K8s-->>Pod: Starts pod with `theme-builder-sa` ServiceAccount.
Pod->>AWS_STS: (via SDK) Presents K8s OIDC token to assume role.
AWS_STS-->>Pod: Returns temporary IAM credentials.
Pod->>AWS_SSM: (with temp creds) GetParametersByPath for tenantId.
AWS_SSM-->>Pod: Returns theme variables.
Pod->>Pod: Generates `_variables.scss` and compiles Sass.
Pod->>AWS_S3: (with temp creds) Upload compiled CSS to tenant's path.
AWS_S3-->>Pod: Acknowledges upload.
This architecture successfully replaced a fragile manual process with a fully automated, secure, and auditable system. Onboarding a new tenant’s theme is now a matter of defining their parameters in SSM and triggering a workflow, a process that can be further automated via an internal admin panel. The use of IAM as a hard boundary between tenants provides strong security guarantees that were previously nonexistent.

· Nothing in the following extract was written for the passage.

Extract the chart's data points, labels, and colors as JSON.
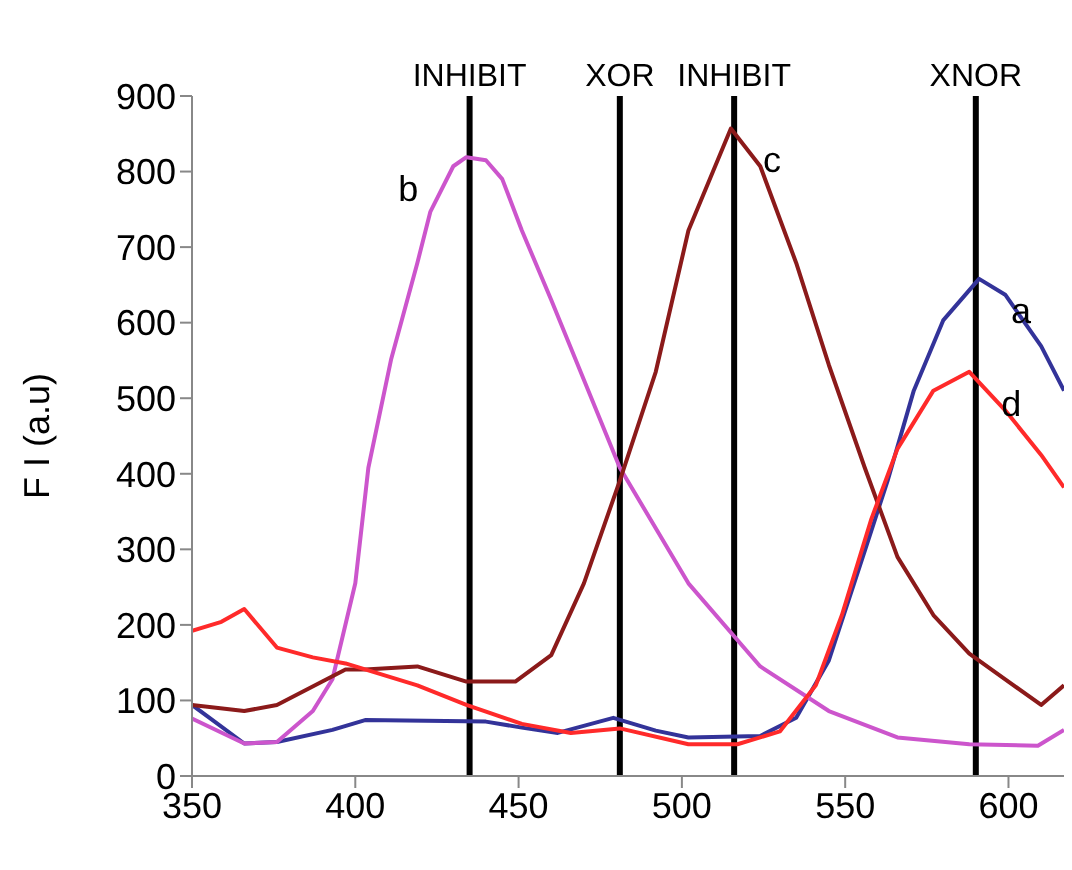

The current implementation, however, is not without limitations. The entire process is build-time, meaning a change to a tenant’s theme requires a new CI/CD run. For instant theme updates, a different approach using CSS Custom Properties managed client-side would be superior, though it presents its own set of complexities. Furthermore, as the number of tenants scales into the thousands, managing individual IAM roles and SSM parameter hierarchies could become cumbersome. Future iterations should focus on managing this configuration via an Infrastructure as Code tool like Terraform, enabling version control and automated provisioning of all tenant-related resources. Finally, this solution creates a dependency on a specific cloud provider’s services; a more portable architecture might leverage a self-hosted solution like HashiCorp Vault for secrets management.